For a play that is ostensibly about the unstoppable machine of war, about the moral quandaries and mythologizing of its participants and perpetrators, Irondale Ensemble Project's The Great American All-Star Traveling War Machine is an enjoyable, funny romp through several centuries of human history. Too smart to be a blaring critique, the show is a good dramatization of the magazine that inspired it: Lapham’s Quarterly, the first issue of which was entitled “States of War." The magazine included essays from critics living and deceased, and attempted to approach its subject from an objective and detached perspective. Though the Ensemble's approach is all encompassing, their compilation is clearly intended to criticize war. With such a grand scheme, the show can sometimes be an unfocused critique, but overall it is as complex as the emotions that fuel the war machine. The opening sequence features a song and dance that playfully mocks the ways war influences culture. A narrator (an ironically professorial Damen Scranton) gleefully prances and twists an umbrella, announcing a long list of conflicts. Things become less chipper with the mention of the Vietnam, Afghanistan, and Iraq wars. While it is true that the audience is more likely to have strong emotions and personal connections to these more recent wars, the show is founded on a premise that no war is more “meaningful” than another (or, in the words of Mark Twain, “history may not repeat itself, but it rhymes.”)

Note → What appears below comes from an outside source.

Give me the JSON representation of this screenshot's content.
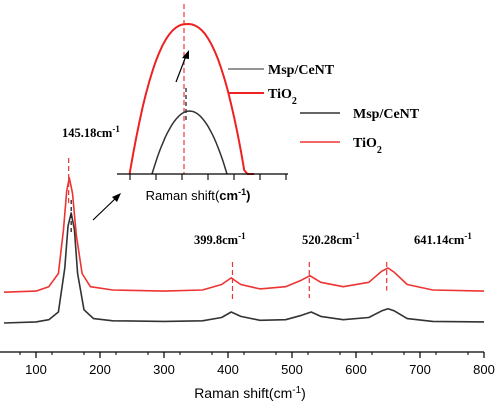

From the opener, the play shifts in time—in thematic, rather than chronological leaps—and includes an inspiring speech from General Patton (a fierce, yet playful Patrena Murray, who is astounding in all of her roles), a humorous exchange of telegrams between Kaiser Wilhelm II (Willie) and Tsar Nicholas II (Nicky) on the eve of WWI, Elizabeth I’s speech at Tillary, an AA meeting attended by Kurt Vonnegut, a petulant Nixon and a paternal Kissinger, plus more. Interspersed between the sketches and monologues are American pop songs, highlighting the vast cultural machine of distraction—vital for a nation, but no less disturbing for that.

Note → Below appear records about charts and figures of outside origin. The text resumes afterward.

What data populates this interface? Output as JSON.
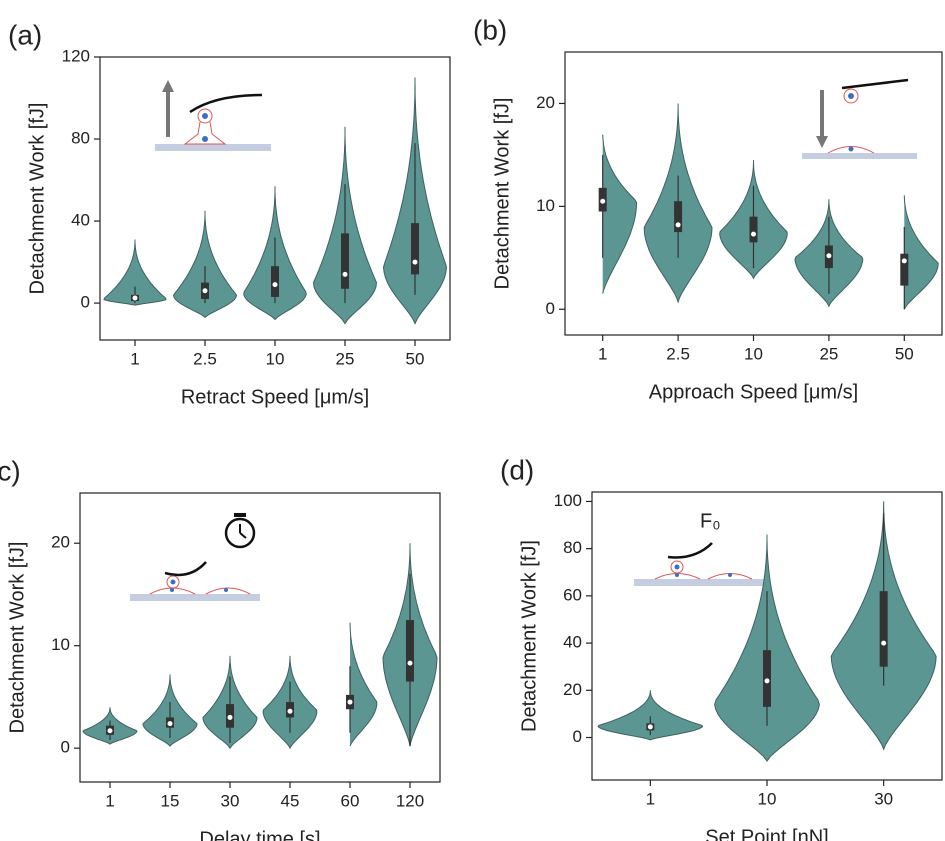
{
  "chart_data": [
    {
      "type": "violin",
      "label": "(a)",
      "x_label": "Retract Speed [μm/s]",
      "y_label": "Detachment Work [fJ]",
      "color": "#5b9693",
      "categories": [
        "1",
        "2.5",
        "10",
        "25",
        "50"
      ],
      "min": [
        -1,
        -7,
        -8,
        -10,
        -10
      ],
      "peak": [
        2,
        4,
        5,
        10,
        18
      ],
      "max": [
        31,
        45,
        57,
        86,
        110
      ],
      "q1": [
        1,
        2,
        3,
        7,
        14
      ],
      "median": [
        2.5,
        6,
        9,
        14,
        20
      ],
      "q3": [
        4,
        10,
        18,
        34,
        39
      ],
      "whisker_low": [
        0,
        0,
        0,
        0,
        4
      ],
      "whisker_high": [
        8,
        18,
        32,
        58,
        78
      ],
      "ylim": [
        -18,
        120
      ],
      "yticks": [
        0,
        40,
        80,
        120
      ]
    },
    {
      "type": "violin",
      "label": "(b)",
      "x_label": "Approach Speed [μm/s]",
      "y_label": "Detachment Work [fJ]",
      "color": "#5b9693",
      "categories": [
        "1",
        "2.5",
        "10",
        "25",
        "50"
      ],
      "min": [
        1.5,
        0.7,
        3,
        0.3,
        0
      ],
      "peak": [
        10.5,
        8,
        7.5,
        5,
        4.5
      ],
      "max": [
        17.3,
        20,
        14.5,
        10.7,
        11.3
      ],
      "q1": [
        9.5,
        7.5,
        6.5,
        4,
        2.3
      ],
      "median": [
        10.5,
        8.2,
        7.3,
        5.2,
        4.7
      ],
      "q3": [
        11.8,
        10.5,
        9,
        6.2,
        5.4
      ],
      "whisker_low": [
        5,
        5,
        4,
        1.5,
        0
      ],
      "whisker_high": [
        15,
        13,
        12,
        9,
        8
      ],
      "ylim": [
        -2.5,
        25
      ],
      "yticks": [
        0,
        10,
        20
      ]
    },
    {
      "type": "violin",
      "label": "(c)",
      "x_label": "Delay time [s]",
      "y_label": "Detachment Work [fJ]",
      "color": "#5b9693",
      "categories": [
        "1",
        "15",
        "30",
        "45",
        "60",
        "120"
      ],
      "min": [
        0.4,
        0.2,
        0,
        0,
        0.2,
        0.2
      ],
      "peak": [
        1.7,
        2.4,
        3,
        3.7,
        4.5,
        9
      ],
      "max": [
        4,
        7.2,
        9,
        9,
        12.5,
        20
      ],
      "q1": [
        1.3,
        2,
        2,
        3,
        3.8,
        6.5
      ],
      "median": [
        1.7,
        2.4,
        3,
        3.6,
        4.5,
        8.3
      ],
      "q3": [
        2.2,
        3,
        4.3,
        4.5,
        5.2,
        12.5
      ],
      "whisker_low": [
        0.8,
        1,
        0.5,
        1.5,
        1.5,
        0.2
      ],
      "whisker_high": [
        2.7,
        4.5,
        7,
        6.5,
        8,
        17
      ],
      "ylim": [
        -3.3,
        24.9
      ],
      "yticks": [
        0,
        10,
        20
      ]
    },
    {
      "type": "violin",
      "label": "(d)",
      "x_label": "Set Point [nN]",
      "y_label": "Detachment Work [fJ]",
      "color": "#5b9693",
      "annotation": "F₀",
      "categories": [
        "1",
        "10",
        "30"
      ],
      "min": [
        -1,
        -10,
        -5
      ],
      "peak": [
        5,
        15,
        35
      ],
      "max": [
        20,
        86,
        100
      ],
      "q1": [
        3,
        13,
        30
      ],
      "median": [
        4.5,
        24,
        40
      ],
      "q3": [
        6,
        37,
        62
      ],
      "whisker_low": [
        1,
        5,
        22
      ],
      "whisker_high": [
        9,
        62,
        95
      ],
      "ylim": [
        -18,
        104
      ],
      "yticks": [
        0,
        20,
        40,
        60,
        80,
        100
      ]
    }
  ]
}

The emotional jumps in the show require frequent and sudden shifts in tone. From the proud Elizabeth to a young soldier confronting his kill, Patrena Murray embodies these transitions best and thereby demonstrates the layers of man’s reactions to war. The rest of the cast is a multi-talented group of actors who share with their director, Jim Niesen, keen wit, cheekiness, and general ease.

Some sketches are less strong than others, and with such frequent changes in time, place, and perspective, the show can seem disjointed. This style links the show with a cabaret tradition that favors quick laughs over plot and character development. For example, the choppiness and questionable importance of a Rambo sketch and one about Alexander the Great point to some of the problems with covering so much ground. However, because of the skill of the actors, and the director’s trust in their abilities, the production is still compelling.

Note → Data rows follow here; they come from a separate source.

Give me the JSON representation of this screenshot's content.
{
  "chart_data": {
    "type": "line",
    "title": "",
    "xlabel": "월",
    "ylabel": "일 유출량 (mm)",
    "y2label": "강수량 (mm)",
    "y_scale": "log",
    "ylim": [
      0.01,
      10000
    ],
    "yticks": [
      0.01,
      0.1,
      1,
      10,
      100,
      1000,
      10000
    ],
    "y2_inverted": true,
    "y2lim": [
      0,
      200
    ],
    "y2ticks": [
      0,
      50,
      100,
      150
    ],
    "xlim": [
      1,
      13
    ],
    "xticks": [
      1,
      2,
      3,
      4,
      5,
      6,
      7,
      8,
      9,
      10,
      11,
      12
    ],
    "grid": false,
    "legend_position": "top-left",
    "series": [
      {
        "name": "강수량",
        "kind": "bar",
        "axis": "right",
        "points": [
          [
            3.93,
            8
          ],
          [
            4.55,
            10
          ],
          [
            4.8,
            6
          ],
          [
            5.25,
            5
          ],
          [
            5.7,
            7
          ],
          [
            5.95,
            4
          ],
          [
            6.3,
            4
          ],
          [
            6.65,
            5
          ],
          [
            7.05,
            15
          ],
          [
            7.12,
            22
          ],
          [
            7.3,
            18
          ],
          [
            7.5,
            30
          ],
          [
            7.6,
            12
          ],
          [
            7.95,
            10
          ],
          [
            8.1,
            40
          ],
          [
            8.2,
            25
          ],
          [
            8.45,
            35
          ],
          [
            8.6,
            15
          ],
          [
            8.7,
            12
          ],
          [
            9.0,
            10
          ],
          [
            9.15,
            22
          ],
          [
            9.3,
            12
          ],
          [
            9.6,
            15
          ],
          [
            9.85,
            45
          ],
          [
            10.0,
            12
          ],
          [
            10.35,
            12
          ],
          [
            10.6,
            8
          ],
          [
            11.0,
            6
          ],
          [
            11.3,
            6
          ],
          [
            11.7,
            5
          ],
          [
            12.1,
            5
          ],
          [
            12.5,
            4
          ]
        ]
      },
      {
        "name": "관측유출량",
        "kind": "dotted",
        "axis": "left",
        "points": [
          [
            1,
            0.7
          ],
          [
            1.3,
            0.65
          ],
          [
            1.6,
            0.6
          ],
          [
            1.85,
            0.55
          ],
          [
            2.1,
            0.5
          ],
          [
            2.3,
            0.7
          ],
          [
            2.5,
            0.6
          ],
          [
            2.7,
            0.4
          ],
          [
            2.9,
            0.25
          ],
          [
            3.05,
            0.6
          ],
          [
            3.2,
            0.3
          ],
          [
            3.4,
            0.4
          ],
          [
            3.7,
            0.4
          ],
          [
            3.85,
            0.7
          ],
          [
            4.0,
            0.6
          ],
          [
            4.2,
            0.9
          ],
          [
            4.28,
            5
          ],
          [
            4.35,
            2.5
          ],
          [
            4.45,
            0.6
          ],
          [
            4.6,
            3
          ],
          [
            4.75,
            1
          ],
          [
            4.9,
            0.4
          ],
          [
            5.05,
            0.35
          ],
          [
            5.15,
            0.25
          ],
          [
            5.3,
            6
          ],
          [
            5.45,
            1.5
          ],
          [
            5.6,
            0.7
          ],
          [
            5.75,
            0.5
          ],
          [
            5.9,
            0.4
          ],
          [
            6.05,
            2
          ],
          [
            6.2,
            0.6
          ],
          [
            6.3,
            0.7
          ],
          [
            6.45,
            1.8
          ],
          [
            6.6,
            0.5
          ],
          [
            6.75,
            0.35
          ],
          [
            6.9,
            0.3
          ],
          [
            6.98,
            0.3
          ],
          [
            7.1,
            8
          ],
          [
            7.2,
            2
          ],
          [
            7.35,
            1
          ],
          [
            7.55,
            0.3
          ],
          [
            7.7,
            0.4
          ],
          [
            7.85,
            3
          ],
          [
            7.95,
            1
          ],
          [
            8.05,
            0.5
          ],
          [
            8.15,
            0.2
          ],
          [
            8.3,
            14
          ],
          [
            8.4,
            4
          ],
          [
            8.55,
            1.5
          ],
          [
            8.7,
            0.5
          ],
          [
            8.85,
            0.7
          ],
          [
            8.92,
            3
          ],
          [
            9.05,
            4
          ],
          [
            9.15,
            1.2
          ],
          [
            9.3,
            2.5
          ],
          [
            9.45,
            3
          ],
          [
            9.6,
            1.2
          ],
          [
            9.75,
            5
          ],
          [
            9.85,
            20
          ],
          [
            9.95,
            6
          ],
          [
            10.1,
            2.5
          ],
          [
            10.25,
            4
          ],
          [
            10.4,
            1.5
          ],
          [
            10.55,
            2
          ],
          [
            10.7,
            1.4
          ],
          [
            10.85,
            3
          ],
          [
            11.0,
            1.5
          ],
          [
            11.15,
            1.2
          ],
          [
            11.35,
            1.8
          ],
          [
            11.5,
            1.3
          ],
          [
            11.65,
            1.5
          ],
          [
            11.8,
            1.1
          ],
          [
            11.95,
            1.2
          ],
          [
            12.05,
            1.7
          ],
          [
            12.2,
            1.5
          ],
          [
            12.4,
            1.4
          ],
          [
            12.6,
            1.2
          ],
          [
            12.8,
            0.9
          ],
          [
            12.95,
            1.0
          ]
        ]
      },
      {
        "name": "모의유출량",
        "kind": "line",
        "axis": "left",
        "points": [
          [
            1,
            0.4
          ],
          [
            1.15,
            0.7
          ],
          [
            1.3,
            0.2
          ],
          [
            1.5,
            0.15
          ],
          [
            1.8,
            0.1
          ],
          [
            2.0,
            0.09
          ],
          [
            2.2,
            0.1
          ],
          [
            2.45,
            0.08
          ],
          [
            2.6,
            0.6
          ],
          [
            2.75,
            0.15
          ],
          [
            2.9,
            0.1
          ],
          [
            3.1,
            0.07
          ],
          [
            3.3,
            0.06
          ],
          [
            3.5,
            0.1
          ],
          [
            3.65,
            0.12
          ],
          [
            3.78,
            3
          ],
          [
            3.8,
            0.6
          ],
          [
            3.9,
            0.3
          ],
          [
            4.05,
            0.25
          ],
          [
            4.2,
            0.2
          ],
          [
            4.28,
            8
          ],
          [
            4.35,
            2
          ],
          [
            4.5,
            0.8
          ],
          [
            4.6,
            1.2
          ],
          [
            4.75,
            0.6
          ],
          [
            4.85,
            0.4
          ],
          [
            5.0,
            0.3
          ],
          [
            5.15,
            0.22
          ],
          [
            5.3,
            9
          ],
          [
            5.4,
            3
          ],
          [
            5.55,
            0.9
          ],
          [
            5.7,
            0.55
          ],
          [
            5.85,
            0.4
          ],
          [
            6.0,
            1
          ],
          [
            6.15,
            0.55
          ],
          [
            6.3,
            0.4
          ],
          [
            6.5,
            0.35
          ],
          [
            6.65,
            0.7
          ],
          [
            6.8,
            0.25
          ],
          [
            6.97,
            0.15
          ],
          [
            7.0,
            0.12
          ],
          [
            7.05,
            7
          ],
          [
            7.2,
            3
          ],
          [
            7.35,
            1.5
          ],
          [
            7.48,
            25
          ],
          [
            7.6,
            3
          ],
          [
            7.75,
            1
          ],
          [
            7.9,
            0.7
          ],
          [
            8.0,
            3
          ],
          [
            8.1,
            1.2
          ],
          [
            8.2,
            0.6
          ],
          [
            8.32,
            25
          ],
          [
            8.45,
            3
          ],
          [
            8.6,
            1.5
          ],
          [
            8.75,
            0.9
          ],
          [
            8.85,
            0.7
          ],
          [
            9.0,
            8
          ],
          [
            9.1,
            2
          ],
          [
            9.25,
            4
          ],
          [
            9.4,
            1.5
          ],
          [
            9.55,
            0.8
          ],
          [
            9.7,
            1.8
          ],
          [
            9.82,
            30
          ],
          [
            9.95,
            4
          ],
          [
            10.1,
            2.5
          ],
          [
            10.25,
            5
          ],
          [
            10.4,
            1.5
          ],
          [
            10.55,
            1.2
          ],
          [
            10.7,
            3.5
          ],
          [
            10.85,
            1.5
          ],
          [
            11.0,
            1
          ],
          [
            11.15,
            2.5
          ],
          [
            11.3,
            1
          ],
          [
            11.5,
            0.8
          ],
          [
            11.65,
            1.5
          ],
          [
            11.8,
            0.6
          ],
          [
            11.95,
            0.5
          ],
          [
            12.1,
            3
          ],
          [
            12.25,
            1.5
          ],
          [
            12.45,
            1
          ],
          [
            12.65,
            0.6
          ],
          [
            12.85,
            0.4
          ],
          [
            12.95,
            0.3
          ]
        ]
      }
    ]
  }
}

In addition to their talents as comedians, the cast is quite capable of churning out moving scenes that focus on the tragic losses of war. The most affecting are a piece that integrates the tale of a soldier’s death in WWII with the lyrics of an achingly lovely Australian war song, and an interpretation of Tim O’Brien’s The Things They Carried .

Acknowledging the bravery, and power, required to fuel a war effort does not, however, amount to support, and the ensemble is made up of some conscientious objectors. Yet, the show does a great service to American tradition by exploring various perspectives to interrogate a collective past.

The Great American All-Star Traveling War Machine is a refreshing piece of theater that graciously avoids the easy propaganda of an issue play while still giving serious, if often ironic, consideration to the gravest of topics. Yet, because of the cabaret structure, the play has the unfortunate tendency to rapidly skate over the deep issues it raises. It might not be a wholly saving grace, but the finale is a neat and stunning summary of their ideas: a scene involving no fanfare, no iconography, no idolatry; just some faded jackets representing the emptiness of the endeavor, and a song bitter in its blind hopefulness: “We’ll meet again some day, some sunny day.”